Vietnam’s economy is forecast to continue improving, with gross domestic product (GDP) to expand by 6.8 percent this year, said the World Bank (WB) in its latest economic for Vietnam.
According to the WB’s Taking Stock report, released in Hanoi on June 14, the Vietnamese economic growth has been robust in recent time, accompanied by broad macroeconomic stability.
Speaking at the launch ceremony, Ousmane Dione, WB Country Director for Vietnam, said the country’s impressive economic growth in 2017 and the first quarter of 2018 gives the country a firm foundation to move forward.
This is a great opportunity to invest in human resources, thereby addressing challenges to maintain growth momentum, he said, stressing that the WB is willing to help Vietnam achieve sustainable and long-term growth targets.
Introducing the report’s main contents, Sebastian Eckardt, lead economist of the WB in Vietnam, said current favourable economic conditions such as high growth and low inflation offer Vietnam a special chance to boost reform.
Prudent macroeconomic policies should be parallel with profound and comprehensive structural reforms, including reform of regulations to remove barriers and reduce operational costs for the private sector, invest in high-quality human resources and infrastructure, and increase productivity of State-owned enterprises, he said.
According to the report, Vietnam’s trade balance continued to improve owning to strong trade performance and FDI inflows, contributing to the overall current account surplus, estimated at 6.8 percent of GDP in Q1 2018. The exchange rate has been relatively stable while reserves continued to rise, reaching 63 billion USD in the first four months of this year, equal to around 3.6 months of imports.
Against the backdrop of low inflation, monetary policy remains accommodative. Vietnam’s consumer price index has been ticking up slightly at 2.8 percent (year on year) in the April 2018, driven by electricity and health services price hikes. Rapid credit growth and abundant liquidity could worsen volatility in Vietnam's financial markets, especially against the anticipated tightening of global monetary conditions. Public debt has stabilised since 2017, with an overall fiscal deficit of 4.5 percent of GDP, and the public-debt-to-GDP ratio declined to 61.4 percent in 2017 from 63.6 percent in 2016, said the World Bank.
Vietnam’s medium-term outlook has improved further since the last Taking Stock release in December 2017. Real GDP is projected to expand by 6.8 percent this year (up from 6.5 percent in the previous forecast) before moderating to 6.6 percent in 2019 and 6.5 percent in 2020, due to an expected slowdown in global demand. Inflation is expected to remain around the 4 percent government target. The current account balance is projected to remain in surplus, but could start narrowing next year, reflecting widening deficits on the income and services accounts. Fiscal deficits and public debt are expected to be under control.

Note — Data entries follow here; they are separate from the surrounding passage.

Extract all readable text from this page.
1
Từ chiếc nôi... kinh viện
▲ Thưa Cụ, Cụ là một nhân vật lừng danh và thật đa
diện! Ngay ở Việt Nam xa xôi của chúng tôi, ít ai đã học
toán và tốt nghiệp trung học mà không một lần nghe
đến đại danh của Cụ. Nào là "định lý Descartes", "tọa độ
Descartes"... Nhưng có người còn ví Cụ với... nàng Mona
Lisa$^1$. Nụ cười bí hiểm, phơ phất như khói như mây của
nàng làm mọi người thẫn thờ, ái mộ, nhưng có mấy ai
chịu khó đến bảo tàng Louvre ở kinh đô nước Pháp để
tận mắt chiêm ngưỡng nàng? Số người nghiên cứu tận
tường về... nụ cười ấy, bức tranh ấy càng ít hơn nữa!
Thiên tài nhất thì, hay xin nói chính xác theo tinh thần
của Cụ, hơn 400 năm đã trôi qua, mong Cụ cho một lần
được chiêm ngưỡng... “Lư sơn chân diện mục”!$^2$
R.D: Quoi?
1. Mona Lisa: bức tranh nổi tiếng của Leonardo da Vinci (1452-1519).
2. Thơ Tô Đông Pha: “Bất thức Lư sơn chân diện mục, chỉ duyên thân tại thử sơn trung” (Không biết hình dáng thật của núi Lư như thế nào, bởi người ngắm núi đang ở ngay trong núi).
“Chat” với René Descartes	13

The report said despite improved short term prospects, risks remain significant. Domestically, slower progress in restructuring state-owned enterprises and banking sectors could adversely impact the macro-financial situation, undermine growth prospects, and create large public-sector liabilities. External risks include escalating trade protectionism, heightened geopolitical tensions and faster-than-expected monetary tightening which could lead to disorderly financial market movements.
The report’s special section looks at reform priorities for reducing trade costs and enhancing competitiveness in Vietnam. While Vietnam has made great progress in reducing tariffs, there remains significant potential to reduce trade cost through rationalization of non-tariff measures or specialized controls, more efficient border management and logistics./.